Wie berichtet will sich der Spitzengastronom verändern und ist Teil des neuen Hotel- und Restaurantkonzepts von ??? im Bezirk. Mit Ende 2022 will er Vinothek und Lokal in Göttlesbrunn in neue gewissenhafte Hände übergeben.

Das scheint aber aktuell ein unmögliches Unterfangen.

„Wir sind sehr gut vernetzt. Inserate werden geschaltet, die NÖ Wirtshauskultur weiß Bescheid und bewirbt das Lokal. Vielleicht findet sich noch jemand, der sich verändern und verwirklichen möchte und genug Leidenschaft mitbringt. Bisher hatte ich aber keine ernstzunehmenden, sondern eher dubiose Angebote“, so Bittermann.

Deswegen hat er auch schon einen Plan B geschmiedet, was Gemeinde und Fans freuen dürfte: „Verscherbelt wird nix.

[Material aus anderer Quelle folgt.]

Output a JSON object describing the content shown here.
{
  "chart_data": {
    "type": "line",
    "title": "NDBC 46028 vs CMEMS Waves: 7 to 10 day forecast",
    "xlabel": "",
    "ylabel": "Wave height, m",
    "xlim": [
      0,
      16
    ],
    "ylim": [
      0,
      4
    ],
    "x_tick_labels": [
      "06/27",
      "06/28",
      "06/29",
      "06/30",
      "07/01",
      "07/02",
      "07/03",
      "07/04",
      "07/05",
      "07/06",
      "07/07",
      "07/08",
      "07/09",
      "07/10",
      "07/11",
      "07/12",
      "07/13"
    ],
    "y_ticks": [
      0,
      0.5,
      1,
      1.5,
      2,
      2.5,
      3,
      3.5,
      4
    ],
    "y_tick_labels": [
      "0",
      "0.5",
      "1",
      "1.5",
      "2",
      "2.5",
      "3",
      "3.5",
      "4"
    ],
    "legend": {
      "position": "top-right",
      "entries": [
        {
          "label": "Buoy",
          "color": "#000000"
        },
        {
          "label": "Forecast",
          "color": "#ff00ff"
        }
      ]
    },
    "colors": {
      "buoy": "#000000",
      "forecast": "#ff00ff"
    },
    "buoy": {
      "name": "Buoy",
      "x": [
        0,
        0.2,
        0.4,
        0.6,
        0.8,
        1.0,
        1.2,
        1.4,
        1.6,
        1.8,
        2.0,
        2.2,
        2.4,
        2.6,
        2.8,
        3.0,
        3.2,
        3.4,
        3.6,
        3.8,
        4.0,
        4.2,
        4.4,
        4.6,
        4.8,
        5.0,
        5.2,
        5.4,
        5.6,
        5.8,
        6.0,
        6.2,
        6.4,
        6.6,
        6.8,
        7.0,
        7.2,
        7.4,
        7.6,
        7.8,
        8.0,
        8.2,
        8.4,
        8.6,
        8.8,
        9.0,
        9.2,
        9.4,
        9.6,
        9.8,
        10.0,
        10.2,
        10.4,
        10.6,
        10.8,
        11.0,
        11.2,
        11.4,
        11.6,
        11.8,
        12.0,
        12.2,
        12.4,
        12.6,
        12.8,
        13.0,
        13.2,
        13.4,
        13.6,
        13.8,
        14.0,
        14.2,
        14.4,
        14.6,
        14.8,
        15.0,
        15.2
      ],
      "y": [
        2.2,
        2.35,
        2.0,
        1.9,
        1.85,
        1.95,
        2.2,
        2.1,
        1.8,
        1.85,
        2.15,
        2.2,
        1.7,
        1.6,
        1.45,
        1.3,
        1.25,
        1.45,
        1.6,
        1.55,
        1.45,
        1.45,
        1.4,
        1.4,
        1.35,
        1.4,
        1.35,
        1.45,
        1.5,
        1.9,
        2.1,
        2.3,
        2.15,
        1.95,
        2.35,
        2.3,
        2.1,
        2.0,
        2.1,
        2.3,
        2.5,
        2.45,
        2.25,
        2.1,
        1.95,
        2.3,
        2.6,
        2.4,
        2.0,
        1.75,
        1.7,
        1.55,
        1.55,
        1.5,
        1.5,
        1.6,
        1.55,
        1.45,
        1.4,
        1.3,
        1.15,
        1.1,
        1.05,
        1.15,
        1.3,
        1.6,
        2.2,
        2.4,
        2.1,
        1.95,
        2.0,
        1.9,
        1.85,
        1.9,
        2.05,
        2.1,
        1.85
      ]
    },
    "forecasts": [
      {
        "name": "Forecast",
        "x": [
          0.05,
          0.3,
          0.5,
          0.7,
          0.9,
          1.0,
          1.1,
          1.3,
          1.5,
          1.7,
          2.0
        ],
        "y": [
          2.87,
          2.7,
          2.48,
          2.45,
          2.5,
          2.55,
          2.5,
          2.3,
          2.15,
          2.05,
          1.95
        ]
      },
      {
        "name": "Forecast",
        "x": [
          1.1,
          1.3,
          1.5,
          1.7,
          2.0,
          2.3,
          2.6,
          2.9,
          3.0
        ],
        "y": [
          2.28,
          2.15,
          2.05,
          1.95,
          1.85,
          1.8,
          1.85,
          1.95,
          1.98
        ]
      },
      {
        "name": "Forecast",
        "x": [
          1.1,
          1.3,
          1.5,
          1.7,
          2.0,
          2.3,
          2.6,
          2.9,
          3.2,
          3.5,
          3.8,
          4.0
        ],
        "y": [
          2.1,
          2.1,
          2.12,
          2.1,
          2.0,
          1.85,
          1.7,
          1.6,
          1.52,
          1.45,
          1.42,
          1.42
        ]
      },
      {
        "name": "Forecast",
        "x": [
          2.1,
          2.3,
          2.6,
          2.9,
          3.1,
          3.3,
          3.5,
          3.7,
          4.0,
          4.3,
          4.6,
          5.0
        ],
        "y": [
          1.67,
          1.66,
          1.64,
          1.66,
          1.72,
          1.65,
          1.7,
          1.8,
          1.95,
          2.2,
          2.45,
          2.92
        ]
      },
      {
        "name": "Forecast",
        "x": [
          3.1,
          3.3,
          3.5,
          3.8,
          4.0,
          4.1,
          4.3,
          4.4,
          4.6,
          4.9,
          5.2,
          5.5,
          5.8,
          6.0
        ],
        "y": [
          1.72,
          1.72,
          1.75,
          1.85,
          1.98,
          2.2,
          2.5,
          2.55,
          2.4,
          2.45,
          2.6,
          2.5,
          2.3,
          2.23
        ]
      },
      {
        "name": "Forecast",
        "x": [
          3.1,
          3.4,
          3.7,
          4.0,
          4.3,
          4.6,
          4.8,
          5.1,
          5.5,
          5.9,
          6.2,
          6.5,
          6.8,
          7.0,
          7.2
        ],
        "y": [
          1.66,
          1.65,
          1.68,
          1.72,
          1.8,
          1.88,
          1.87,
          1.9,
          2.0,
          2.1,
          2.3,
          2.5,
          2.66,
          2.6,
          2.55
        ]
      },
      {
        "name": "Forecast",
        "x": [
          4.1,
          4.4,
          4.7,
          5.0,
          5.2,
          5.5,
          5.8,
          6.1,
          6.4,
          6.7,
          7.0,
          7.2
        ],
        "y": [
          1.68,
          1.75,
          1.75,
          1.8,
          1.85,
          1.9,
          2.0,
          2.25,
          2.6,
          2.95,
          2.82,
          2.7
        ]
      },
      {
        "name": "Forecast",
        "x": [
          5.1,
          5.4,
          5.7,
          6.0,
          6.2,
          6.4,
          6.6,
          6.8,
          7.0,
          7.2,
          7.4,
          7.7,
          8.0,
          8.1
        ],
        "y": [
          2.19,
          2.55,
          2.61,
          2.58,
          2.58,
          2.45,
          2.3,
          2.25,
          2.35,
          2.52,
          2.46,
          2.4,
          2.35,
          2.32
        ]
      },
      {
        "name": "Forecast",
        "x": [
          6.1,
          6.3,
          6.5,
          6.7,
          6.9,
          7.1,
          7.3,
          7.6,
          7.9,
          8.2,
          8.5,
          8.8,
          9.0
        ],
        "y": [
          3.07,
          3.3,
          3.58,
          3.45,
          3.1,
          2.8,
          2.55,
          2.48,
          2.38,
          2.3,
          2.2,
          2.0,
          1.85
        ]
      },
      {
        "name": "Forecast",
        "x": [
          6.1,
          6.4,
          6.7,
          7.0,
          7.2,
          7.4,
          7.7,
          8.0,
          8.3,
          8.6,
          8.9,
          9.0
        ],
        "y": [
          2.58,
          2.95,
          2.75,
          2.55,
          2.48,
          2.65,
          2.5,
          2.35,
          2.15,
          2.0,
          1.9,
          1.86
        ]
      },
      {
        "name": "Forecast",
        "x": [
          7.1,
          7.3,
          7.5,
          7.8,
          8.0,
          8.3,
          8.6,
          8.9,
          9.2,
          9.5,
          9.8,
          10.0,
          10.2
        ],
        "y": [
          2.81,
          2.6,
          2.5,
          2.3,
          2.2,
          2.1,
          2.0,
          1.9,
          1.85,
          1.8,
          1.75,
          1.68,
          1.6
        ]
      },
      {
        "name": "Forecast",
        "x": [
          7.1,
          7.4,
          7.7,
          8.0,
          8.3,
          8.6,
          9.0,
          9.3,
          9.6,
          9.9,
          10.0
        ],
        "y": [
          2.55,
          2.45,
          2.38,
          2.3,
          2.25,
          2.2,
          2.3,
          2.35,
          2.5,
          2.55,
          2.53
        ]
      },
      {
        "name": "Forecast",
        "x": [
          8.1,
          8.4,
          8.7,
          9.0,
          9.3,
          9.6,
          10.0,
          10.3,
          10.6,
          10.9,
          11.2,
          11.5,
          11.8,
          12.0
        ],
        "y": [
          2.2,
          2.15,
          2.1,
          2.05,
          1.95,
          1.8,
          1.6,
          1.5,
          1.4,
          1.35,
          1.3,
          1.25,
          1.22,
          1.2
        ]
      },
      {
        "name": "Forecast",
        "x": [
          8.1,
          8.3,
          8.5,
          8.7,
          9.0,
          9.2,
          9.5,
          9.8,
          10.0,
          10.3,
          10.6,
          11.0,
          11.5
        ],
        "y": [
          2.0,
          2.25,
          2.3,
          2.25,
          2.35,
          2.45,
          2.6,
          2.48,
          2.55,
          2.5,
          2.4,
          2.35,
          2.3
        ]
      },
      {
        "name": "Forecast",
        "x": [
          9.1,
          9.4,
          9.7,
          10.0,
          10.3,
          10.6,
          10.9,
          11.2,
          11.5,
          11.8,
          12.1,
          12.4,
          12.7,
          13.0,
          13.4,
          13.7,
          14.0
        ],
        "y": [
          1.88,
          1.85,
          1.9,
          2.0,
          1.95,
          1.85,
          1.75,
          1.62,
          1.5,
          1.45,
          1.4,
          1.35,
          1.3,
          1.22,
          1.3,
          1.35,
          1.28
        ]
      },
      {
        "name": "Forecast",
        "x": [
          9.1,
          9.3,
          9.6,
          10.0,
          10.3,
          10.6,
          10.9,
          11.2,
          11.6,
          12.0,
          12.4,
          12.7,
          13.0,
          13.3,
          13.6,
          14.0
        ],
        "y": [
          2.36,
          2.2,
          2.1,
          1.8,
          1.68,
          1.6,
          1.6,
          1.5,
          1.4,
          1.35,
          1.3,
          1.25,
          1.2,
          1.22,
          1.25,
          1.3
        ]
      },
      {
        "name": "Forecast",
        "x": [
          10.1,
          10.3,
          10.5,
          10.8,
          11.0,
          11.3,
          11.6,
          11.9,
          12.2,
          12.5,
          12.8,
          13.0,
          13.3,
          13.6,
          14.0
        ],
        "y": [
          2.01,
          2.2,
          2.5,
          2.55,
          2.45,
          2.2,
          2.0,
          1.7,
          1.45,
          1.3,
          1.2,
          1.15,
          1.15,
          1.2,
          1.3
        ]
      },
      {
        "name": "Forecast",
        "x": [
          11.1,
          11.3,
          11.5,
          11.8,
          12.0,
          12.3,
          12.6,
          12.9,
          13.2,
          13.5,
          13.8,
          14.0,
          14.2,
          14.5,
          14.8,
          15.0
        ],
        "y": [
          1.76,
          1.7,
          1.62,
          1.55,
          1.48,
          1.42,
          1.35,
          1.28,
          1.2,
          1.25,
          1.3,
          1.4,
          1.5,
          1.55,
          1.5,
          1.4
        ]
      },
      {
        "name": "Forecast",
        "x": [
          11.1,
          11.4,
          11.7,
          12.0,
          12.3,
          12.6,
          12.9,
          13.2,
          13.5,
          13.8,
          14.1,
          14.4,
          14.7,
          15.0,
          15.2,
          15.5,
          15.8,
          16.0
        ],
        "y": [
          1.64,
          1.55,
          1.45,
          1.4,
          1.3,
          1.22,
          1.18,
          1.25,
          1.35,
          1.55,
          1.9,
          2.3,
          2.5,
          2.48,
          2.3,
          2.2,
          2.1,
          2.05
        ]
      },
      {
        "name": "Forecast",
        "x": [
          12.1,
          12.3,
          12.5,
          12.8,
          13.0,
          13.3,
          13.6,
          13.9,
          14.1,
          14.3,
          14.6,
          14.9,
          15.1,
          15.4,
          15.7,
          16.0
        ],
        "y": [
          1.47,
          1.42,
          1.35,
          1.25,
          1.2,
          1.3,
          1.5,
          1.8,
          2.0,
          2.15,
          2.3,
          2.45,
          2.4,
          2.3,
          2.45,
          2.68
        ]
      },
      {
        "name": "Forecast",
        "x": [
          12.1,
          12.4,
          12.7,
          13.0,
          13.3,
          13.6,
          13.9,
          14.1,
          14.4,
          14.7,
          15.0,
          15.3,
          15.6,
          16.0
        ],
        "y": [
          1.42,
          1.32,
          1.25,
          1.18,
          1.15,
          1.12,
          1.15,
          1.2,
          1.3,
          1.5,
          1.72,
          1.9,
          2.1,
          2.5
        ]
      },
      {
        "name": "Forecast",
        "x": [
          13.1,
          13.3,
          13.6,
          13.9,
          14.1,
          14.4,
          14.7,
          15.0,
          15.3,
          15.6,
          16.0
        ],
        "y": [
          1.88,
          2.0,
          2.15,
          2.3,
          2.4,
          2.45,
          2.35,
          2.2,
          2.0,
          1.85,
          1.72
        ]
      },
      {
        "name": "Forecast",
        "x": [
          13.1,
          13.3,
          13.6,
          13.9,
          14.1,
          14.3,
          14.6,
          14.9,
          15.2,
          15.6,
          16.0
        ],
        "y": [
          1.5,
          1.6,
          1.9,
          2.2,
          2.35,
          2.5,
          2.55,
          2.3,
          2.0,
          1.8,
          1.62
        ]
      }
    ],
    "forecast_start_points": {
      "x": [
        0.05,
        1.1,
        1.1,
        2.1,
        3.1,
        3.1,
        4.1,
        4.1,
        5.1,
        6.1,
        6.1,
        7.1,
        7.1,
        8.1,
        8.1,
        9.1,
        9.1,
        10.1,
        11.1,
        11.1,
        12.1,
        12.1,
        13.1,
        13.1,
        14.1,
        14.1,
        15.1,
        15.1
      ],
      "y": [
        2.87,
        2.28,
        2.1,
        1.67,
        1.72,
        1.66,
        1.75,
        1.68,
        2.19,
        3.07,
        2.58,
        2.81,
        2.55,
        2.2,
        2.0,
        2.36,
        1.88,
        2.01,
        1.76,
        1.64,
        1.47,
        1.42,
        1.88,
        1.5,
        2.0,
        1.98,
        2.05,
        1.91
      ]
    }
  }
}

Zur Not mache ich selbst weiter und beteilige meine Mannschaft am Unternehmen, statte jeden mit mehr Verantwortung aus. Wenn die Motivation da ist, kann das gut weiterlaufen“, ist sich Bittermann sicher.

Schon jetzt hat er aus der Not eine Tugend gemacht. Um seine Mitarbeiter wertzuschätzen und nicht zu verlieren, ist er auf deren Vorschlag eingegangen, nur noch drei Tage offen zu halten: „Dafür geben alle von Freitag bis Sonntag Vollgas“, ist Bittermann zufrieden.